A Conversation with Maryland Gov. Martin O'Malley
Governing sat down with Maryland Gov. Martin O’Malley at the Democratic National Convention in Charlotte, N.C., last week. Here are excerpts from that conversation.
Why do governors matter for a party?
Governors matter because, look, we are the United States. There are 50 states that make this great union, and our country only moves forward when our states are also moving forward. The leadership the Democratic governors believes this is not ideological. It’s very pragmatic and it’s very practical. We believe in doing the things that work in order to create jobs and expand opportunity, and we believe in doing those things right now, however tough those decisions might be.
How realistic do you think it is that the Democrats could retake a majority of the governor’s seats in 2014?
We’re on a drive to 25 by 2014. I think we have a very realistic shot about that. The Democratic Governors Association every year has become stronger and more effective as an organization.
Are there a couple Democratic governors who you would point to as rising stars, the future of the party?
Sure, look at how effective Brian Schweitzer was in his eight years in Montana. It’s a tough state for Democrats, yet Steve Bullock has the ability to continue to move Montana forward because Brian Schweitzer delivered results.
In Colorado, you see a governor who used to be a mayor who speaks in a very candid, pragmatic way, and who believes that government should deliver results and be entrepreneurial and not ideological. That’s John Hickenlooper, who has a background as a business owner.
Look at Pete Shumlin in Vermont. He drives the ideological Republican governors crazy at National Governors Association meetings, because he begins every statement by saying, “I approach this from a pragmatic standpoint, because I was a small business owner, and I want to do the things that work.”
You look at Jay Nixon, who has led Missouri forward with courage and compassion, and who is an example for all Democratic governors to emulate, after he led his people through the tornado that damaged so many lives. So we have a lot of strong governors in our association.

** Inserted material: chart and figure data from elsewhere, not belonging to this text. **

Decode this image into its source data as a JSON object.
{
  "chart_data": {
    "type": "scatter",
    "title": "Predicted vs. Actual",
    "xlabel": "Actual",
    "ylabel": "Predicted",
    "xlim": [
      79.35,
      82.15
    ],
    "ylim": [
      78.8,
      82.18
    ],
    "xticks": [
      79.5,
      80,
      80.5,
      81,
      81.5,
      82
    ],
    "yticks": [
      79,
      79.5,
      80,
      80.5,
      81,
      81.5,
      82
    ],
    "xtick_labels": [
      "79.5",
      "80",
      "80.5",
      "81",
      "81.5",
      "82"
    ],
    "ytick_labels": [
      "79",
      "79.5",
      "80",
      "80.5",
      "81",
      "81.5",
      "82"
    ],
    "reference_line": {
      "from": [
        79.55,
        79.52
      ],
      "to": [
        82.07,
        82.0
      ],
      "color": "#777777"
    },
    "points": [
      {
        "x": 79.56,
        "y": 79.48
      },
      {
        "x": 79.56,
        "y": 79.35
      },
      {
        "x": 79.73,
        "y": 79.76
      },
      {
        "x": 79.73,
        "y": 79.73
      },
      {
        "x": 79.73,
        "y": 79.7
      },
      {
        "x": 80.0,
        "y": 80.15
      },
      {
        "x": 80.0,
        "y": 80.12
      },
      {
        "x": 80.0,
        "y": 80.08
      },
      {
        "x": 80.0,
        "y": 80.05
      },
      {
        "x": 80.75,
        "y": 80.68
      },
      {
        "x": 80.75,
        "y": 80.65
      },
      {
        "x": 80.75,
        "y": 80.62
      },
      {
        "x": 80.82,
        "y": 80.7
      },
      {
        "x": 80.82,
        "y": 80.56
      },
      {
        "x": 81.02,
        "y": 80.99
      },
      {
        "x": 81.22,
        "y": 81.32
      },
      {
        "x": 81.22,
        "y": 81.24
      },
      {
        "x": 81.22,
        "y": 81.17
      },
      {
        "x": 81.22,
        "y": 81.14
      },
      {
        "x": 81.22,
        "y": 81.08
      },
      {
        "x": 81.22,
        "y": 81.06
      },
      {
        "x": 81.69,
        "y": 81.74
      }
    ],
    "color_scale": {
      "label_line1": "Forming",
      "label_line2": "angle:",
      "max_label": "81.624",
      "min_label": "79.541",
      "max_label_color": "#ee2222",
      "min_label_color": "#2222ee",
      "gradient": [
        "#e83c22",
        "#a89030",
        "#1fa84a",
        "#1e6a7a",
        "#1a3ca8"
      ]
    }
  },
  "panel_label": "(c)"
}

Looking at the 2012 races, is there a sleeper race out there?
I would keep an eye on Indiana. John Gregg is from the southern part of Indiana. He is a person who not only understands how government works, but more importantly, he speaks very directly about coming together to accomplish results. He’s running against probably the biggest ideologue in Congressman Mike Pence — a total right-wing ideologue.

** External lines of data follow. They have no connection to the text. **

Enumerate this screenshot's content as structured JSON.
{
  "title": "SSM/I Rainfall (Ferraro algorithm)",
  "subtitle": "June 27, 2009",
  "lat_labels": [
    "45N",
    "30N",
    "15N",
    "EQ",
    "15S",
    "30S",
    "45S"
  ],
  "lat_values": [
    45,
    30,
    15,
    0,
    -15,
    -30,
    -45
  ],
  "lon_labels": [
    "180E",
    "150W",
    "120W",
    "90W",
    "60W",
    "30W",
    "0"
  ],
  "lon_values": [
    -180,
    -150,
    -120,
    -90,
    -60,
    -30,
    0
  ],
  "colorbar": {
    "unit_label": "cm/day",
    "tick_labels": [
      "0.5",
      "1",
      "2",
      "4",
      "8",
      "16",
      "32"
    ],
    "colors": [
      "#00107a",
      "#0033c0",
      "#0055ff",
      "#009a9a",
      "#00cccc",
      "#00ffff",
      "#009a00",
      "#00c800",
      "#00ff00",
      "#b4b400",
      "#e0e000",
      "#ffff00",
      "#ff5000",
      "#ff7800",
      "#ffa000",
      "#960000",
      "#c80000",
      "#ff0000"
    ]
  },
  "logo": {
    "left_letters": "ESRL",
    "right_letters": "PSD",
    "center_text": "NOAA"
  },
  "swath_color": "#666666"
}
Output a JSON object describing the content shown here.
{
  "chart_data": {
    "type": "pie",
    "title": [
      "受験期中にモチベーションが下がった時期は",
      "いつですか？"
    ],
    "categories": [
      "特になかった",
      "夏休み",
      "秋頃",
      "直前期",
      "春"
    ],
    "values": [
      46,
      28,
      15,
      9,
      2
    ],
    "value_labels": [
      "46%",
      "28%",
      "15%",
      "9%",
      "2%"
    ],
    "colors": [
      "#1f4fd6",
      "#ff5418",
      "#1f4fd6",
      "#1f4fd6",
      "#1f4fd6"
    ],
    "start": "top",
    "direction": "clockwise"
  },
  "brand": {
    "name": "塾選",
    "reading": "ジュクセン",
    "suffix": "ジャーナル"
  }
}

I think Hoosiers have seen the Republican Party turn on Richard Lugar, a good and decent moderate man of the party of Lincoln. I think some Hoosiers, when the election gets closer, are going to give John Gregg a very, very serious look, because he’s not an ideologue. He’s a practical, plainspoken, hard-working man, and he’s running against one of the biggest ideologues in the Republican field.

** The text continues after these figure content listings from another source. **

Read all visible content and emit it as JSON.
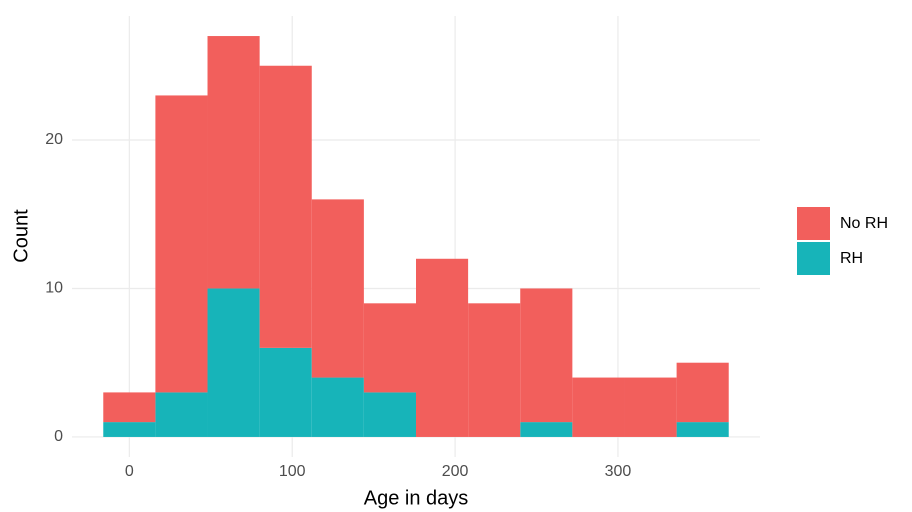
{
  "chart_data": {
    "type": "histogram",
    "x_label": "Age in days",
    "y_label": "Count",
    "bins": [
      -16,
      16,
      48,
      80,
      112,
      144,
      176,
      208,
      240,
      272,
      304,
      336,
      368
    ],
    "stacked": true,
    "series": [
      {
        "name": "No RH",
        "color": "#f25f5c",
        "values": [
          2,
          20,
          17,
          19,
          12,
          6,
          12,
          9,
          9,
          4,
          4,
          4
        ]
      },
      {
        "name": "RH",
        "color": "#17b4b9",
        "values": [
          1,
          3,
          10,
          6,
          4,
          3,
          0,
          0,
          1,
          0,
          0,
          1
        ]
      }
    ],
    "stack_order": [
      "RH",
      "No RH"
    ],
    "xlim": [
      -35.2,
      387.2
    ],
    "xticks": [
      0,
      100,
      200,
      300
    ],
    "ylim": [
      -1.35,
      28.35
    ],
    "yticks": [
      0,
      10,
      20
    ],
    "grid": true,
    "legend": "right"
  }
}
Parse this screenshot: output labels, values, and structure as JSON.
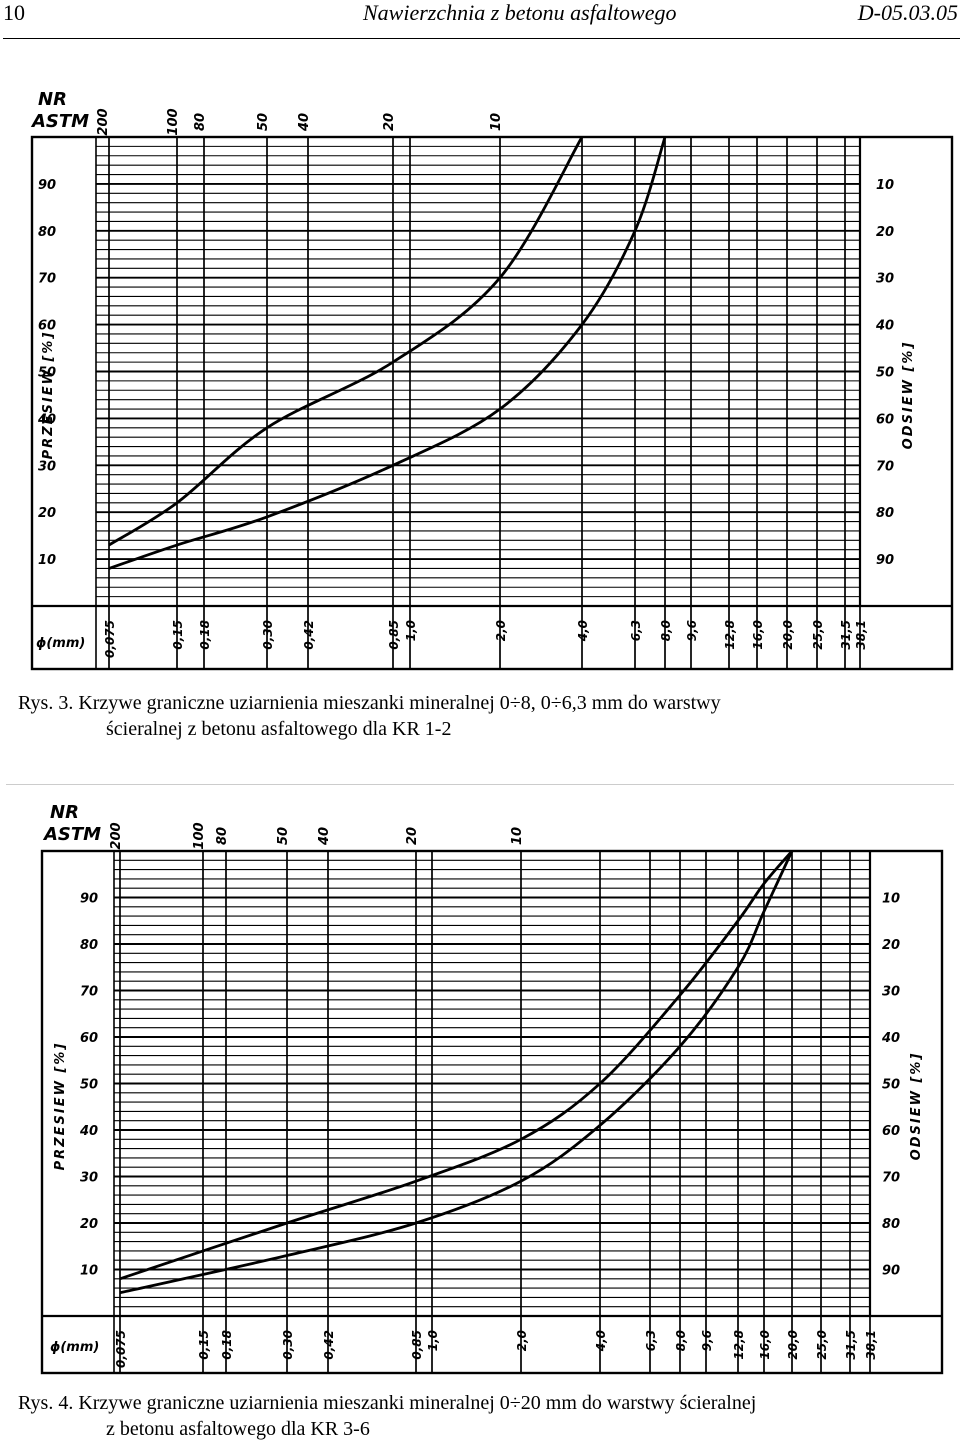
{
  "header": {
    "page_number": "10",
    "title": "Nawierzchnia z betonu asfaltowego",
    "code": "D-05.03.05"
  },
  "figures": [
    {
      "caption_line1": "Rys. 3. Krzywe graniczne uziarnienia mieszanki mineralnej 0÷8, 0÷6,3 mm do warstwy",
      "caption_line2": "ścieralnej z betonu asfaltowego dla KR 1-2"
    },
    {
      "caption_line1": "Rys. 4. Krzywe graniczne uziarnienia mieszanki mineralnej 0÷20 mm do warstwy ścieralnej",
      "caption_line2": "z betonu asfaltowego dla KR 3-6"
    }
  ],
  "chart_data": [
    {
      "type": "line",
      "title": "",
      "xlabel": "ɸ(mm)",
      "ylabel": "PRZESIEW [%]",
      "y2label": "ODSIEW [%]",
      "astm_label_line1": "NR",
      "astm_label_line2": "ASTM",
      "astm_ticks": [
        "200",
        "100",
        "80",
        "50",
        "40",
        "20",
        "10"
      ],
      "x_ticks": [
        "0,075",
        "0,15",
        "0,18",
        "0,30",
        "0,42",
        "0,85",
        "1,0",
        "2,0",
        "4,0",
        "6,3",
        "8,0",
        "9,6",
        "12,8",
        "16,0",
        "20,0",
        "25,0",
        "31,5",
        "38,1"
      ],
      "y_ticks": [
        "10",
        "20",
        "30",
        "40",
        "50",
        "60",
        "70",
        "80",
        "90"
      ],
      "y2_ticks": [
        "90",
        "80",
        "70",
        "60",
        "50",
        "40",
        "30",
        "20",
        "10"
      ],
      "ylim": [
        0,
        100
      ],
      "series": [
        {
          "x": [
            0.075,
            0.15,
            0.3,
            0.85,
            2.0,
            4.0
          ],
          "y": [
            13,
            22,
            38,
            52,
            70,
            100
          ]
        },
        {
          "x": [
            0.075,
            0.15,
            0.3,
            0.85,
            2.0,
            4.0,
            6.3,
            8.0
          ],
          "y": [
            8,
            13,
            19,
            30,
            42,
            60,
            80,
            100
          ]
        }
      ]
    },
    {
      "type": "line",
      "title": "",
      "xlabel": "ɸ(mm)",
      "ylabel": "PRZESIEW [%]",
      "y2label": "ODSIEW [%]",
      "astm_label_line1": "NR",
      "astm_label_line2": "ASTM",
      "astm_ticks": [
        "200",
        "100",
        "80",
        "50",
        "40",
        "20",
        "10"
      ],
      "x_ticks": [
        "0,075",
        "0,15",
        "0,18",
        "0,30",
        "0,42",
        "0,85",
        "1,0",
        "2,0",
        "4,0",
        "6,3",
        "8,0",
        "9,6",
        "12,8",
        "16,0",
        "20,0",
        "25,0",
        "31,5",
        "38,1"
      ],
      "y_ticks": [
        "10",
        "20",
        "30",
        "40",
        "50",
        "60",
        "70",
        "80",
        "90"
      ],
      "y2_ticks": [
        "90",
        "80",
        "70",
        "60",
        "50",
        "40",
        "30",
        "20",
        "10"
      ],
      "ylim": [
        0,
        100
      ],
      "series": [
        {
          "x": [
            0.075,
            0.3,
            0.85,
            2.0,
            4.0,
            8.0,
            12.8,
            16.0,
            20.0
          ],
          "y": [
            8,
            20,
            29,
            38,
            50,
            69,
            85,
            93,
            100
          ]
        },
        {
          "x": [
            0.075,
            0.3,
            0.85,
            2.0,
            4.0,
            8.0,
            12.8,
            16.0,
            20.0
          ],
          "y": [
            5,
            13,
            20,
            29,
            41,
            58,
            75,
            87,
            100
          ]
        }
      ]
    }
  ]
}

As far as your own governorship of the state, what have you learned from your tenure so far?
If there’s anything I’ve learned from these years as a governor is that there is no progress without jobs, and the top priority of every governor should be job creation. It’s crucial to look at every decision — every budget decision, every tax and revenue decision — in terms of how that will impact your state’s ability to create jobs and expand opportunity. Everything else we hope to accomplish depends on fuller and higher employment.
In Maryland, we have the highest median income in the country, but we have not been immune from this downturn. Unlike other states in this recession, instead of dismantling our government, we actually invested more in public education, and we were named the No. 1 public school system in America four years in a row. That never happened before, even in easier times.
Instead of increasing college tuition, we froze it for four years in a row — not with pixie dust or a magic wand or some trickle-down fairy tale. We did it by investing more in our state colleges and universities, so more families could afford to send their children to college. We’ve invested more rather than less in school construction and clean water infrastructure, all the while maintaining a AAA bond rating.
We’ve now recovered 70 percent of the jobs we lost in the Bush recession. Steady progress. Last calendar year, our rate of job creation was ninth among the 50 states. We understand progress is a choice. Job creation is a choice, whether you move forward or whether you move back. These things are choices. That’s what self-governance is all about, making better choices for our kids.